Nine minutes apart, same session, essentially identical bodies: one was counted by the 4.6 tokenizer, the other by the 4.7 tokenizer. Twelve days before Opus 4.7 was publicly announced.
We strongly suspect that at 21:03:32 PT on April 4, our request, still declared as "model": "claude-opus-4-6" in the header and still echoed back as "model": "claude-opus-4-6" in the response, was actually being served by Opus 4.7.
It wasn't continuous, and it isn't something you can notice by looking
We don't believe this was a total hot-swap of all opus-4-6 traffic. Our own data shows that most of our calls in the following days still behaved like 4.6. The inflation and the cache misses we observed were intermittent: some sessions, some calls, apparently some accounts. The two-account experiment in our April 4 post showed one OAuth account receiving +67K phantom tokens on an identical body while the other showed zero. Same body, same tokenizer input, different backend routing.

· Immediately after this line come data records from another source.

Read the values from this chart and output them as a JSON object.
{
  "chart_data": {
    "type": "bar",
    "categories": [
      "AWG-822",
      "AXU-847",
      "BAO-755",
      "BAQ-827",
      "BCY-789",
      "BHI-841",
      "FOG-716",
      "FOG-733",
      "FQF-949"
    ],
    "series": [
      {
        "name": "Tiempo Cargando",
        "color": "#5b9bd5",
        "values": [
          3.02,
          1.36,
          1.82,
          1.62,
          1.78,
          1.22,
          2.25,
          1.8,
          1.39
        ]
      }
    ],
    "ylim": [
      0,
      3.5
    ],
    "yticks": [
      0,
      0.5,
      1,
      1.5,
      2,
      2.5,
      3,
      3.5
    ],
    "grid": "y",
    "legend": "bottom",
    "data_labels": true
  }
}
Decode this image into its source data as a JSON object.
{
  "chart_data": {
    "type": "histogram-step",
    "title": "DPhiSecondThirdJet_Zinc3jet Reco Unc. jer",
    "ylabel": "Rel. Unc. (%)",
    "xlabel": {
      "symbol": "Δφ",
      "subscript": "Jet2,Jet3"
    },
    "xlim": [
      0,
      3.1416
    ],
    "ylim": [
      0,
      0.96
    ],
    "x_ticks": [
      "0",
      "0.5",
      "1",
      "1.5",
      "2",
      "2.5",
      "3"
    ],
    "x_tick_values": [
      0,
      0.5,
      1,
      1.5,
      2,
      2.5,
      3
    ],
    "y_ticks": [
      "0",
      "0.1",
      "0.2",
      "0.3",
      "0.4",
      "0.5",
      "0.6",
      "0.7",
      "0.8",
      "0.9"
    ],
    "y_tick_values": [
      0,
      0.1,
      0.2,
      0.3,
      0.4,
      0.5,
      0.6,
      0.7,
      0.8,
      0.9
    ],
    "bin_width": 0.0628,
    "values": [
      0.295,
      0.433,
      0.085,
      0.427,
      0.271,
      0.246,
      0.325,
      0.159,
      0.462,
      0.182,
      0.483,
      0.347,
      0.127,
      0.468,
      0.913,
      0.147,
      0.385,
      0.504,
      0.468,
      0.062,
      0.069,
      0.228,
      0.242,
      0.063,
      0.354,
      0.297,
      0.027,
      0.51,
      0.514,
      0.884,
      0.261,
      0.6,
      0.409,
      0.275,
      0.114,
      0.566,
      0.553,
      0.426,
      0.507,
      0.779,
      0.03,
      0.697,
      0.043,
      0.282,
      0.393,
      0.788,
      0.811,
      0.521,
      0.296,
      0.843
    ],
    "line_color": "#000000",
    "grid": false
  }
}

This is what makes the issue invisible to regular users. Unless you are counting your own request bytes and comparing to the API's reported usage, there is no signal. response.model continues to report the model you asked for. Billing (as far as we can see) reports normally. The only externally-observable fingerprint is that identical text gets tokenized to different counts at different moments, and unless you are keeping a JSONL and actively checking, that fingerprint washes out in day-to-day usage.
We're not making claims about which accounts were affected, how routing decisions were made, or how the billing was handled. We don't have the data for any of that. What we have is two specific calls, nine minutes apart, whose input token counts are each a bit-exact match to two different model tokenizers, and a dozen days between those two moments and the public Opus 4.7 release.
About the replay
Everything that makes this experiment possible is the same property that makes Matrix's cache engineering work: our JSONL preserves the exact byte sequence of every request. There is no information loss, no summarization, no lossy serialization. Checkout the commit that was running when the request was made, feed the same JSONL through it, and you get the same bytes out.
In our case, there was one small complication: between April 4 and today, we changed the format of one event type in the JSONL (compacted-session checkpoints were stored one way, then rewritten to a second format in a later migration). The April 4 walker didn't recognize the new format on read. A 10-line patch to make it recognize both formats restored the original byte sequence. After that, the captured request body was bit-exact identical to what was sent on April 4, and count_tokens confirmed it.
What you can do
If you run long-lived API traffic and want to check whether your token counts are consistent over time: send a stable prefix to /v1/messages/count_tokens, record the result, and repeat at intervals. If the count changes on an identical body, something on the server side has changed. That's the signal we used here, just applied after the fact rather than continuously.
The claim
We declared claude-opus-4-6 in our request. On April 4 at 21:03:32 PT, our request body was counted by what appears to be the Opus 4.7 tokenizer: a model that wasn't publicly announced for another twelve days. response.model reported "opus-4-6" throughout. The only reason we noticed is that we had kept a faithful record of our request bytes and could check them against today's count_tokens endpoint.
We suspect we were being served by Opus 4.7 intermittently for those twelve days. We can't say how often, or on which specific calls, beyond this one. That is as much as we can say with confidence.